Eating foods rich in probiotics is a good habit to practice to ensure healthy skin. Vitamins such as C and D enhance epidermal function, and skin hydration is met through consumption of adequate amounts of water.
Intestinal health is the most important instrument to ensure health of the epidermis, says Georges Mouton, M.D., a general practitioner who specializes in dietary and nutritional counselling in London.
"We need to treat the insides to see a difference on the outside," Dr. Mouton tells Dermatology Times.
Vitamin D, found in fish and fortified milk, improves epidermal function and is good for the skin barrier, but there is some controversy regarding appropriate sources of vitamin D, Dr. Mouton says.
While there is much concern over excessive sunlight exposure and links to skin cancer, too little sunlight is not necessarily positive, he says.
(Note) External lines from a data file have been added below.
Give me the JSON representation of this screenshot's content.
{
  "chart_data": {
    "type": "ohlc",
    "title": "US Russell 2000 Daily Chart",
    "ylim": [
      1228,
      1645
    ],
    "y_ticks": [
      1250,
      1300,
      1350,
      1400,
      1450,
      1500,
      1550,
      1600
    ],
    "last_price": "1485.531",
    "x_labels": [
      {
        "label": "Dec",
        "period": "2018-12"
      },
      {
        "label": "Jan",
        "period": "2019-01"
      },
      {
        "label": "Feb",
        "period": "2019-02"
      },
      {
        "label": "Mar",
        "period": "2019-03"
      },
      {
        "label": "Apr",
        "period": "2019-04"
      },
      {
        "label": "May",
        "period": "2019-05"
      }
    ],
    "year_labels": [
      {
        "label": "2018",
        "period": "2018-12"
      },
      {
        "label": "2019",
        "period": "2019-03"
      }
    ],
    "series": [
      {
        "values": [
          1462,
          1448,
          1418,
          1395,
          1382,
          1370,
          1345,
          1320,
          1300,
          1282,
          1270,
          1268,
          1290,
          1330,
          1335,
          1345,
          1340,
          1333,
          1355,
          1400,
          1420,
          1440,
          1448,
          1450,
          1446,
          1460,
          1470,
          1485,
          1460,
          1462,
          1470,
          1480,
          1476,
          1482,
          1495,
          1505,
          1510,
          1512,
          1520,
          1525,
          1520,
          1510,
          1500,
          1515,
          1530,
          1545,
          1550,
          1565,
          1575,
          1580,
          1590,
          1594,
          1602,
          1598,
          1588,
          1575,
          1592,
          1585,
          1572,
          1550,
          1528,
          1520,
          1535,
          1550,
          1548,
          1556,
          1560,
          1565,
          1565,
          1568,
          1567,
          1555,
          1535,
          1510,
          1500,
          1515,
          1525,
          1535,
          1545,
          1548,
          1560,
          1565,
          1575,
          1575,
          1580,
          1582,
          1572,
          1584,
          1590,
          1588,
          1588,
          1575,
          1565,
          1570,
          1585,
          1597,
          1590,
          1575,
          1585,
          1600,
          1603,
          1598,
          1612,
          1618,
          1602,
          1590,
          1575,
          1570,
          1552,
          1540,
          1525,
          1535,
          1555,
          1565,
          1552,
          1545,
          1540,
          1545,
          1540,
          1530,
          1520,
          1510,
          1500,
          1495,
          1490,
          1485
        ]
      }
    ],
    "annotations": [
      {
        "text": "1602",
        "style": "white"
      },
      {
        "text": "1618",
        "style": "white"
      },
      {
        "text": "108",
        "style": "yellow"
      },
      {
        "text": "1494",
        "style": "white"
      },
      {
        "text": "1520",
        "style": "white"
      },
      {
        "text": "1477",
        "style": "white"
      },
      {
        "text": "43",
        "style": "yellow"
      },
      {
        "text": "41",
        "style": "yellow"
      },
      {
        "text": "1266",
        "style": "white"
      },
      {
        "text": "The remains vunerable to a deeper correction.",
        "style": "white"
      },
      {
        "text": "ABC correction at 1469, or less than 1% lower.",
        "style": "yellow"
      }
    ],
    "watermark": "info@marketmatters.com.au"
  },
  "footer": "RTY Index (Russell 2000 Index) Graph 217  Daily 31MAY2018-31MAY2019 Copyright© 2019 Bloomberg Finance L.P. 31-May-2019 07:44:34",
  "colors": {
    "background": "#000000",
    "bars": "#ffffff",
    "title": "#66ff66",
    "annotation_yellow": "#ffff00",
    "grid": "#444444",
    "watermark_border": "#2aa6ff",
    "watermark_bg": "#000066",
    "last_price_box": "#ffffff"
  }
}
In areas of the world where individuals experience cold winters, they are less likely to derive vitamin D from sunlight exposure year-round and need to look to alternative sources of vitamin D.
Vitamins C and A
Vitamin C, rich in such foods as guava, improves epidermal function and is good for the skin barrier, Dr. Mouton says.
Licopene, which is abundant in cooked tomatoes, is photoprotective, as is luteine, a carotenoid that is found in abundant quantities in spinach.
Vitamin A confers immune support and has an antioxidizing impact, Dr. Mouton says.
Zinc is found in foods such as oysters but is also in many dermatologic products. Fish oils found in fish such as salmon, halibut, tuna, mackerel and anchovies possess anti-inflammatory properties. It's best to eat fish that is low in mercury, such as salmon.
Selenium is good for the skin and has anti-cancer properties, Dr. Mouton says.
Skin hydration is met through sufficient consumption of water. Calculating the volume of urine excreted over a 24-hour period indicates if water consumption is adequate, Dr. Mouton says.
Teas, especially in the form of green tea, are rich with polyphenols and beneficial for the skin.
Ideally, individuals should obtain nutrients through consumption of foods rather than vitamin and mineral supplements, according to Dr. Mouton. However, he says, this is clearly not always possible.
The most effective way to measure if patients are deficient in specific vitamins or nutrients is to test their blood, Dr. Mouton says.
"It's better to know what nutrients people are missing before they spend money on supplements to improve their skin," he says.
Disclosure: Dr. Mouton reports no relevant financial disclosures.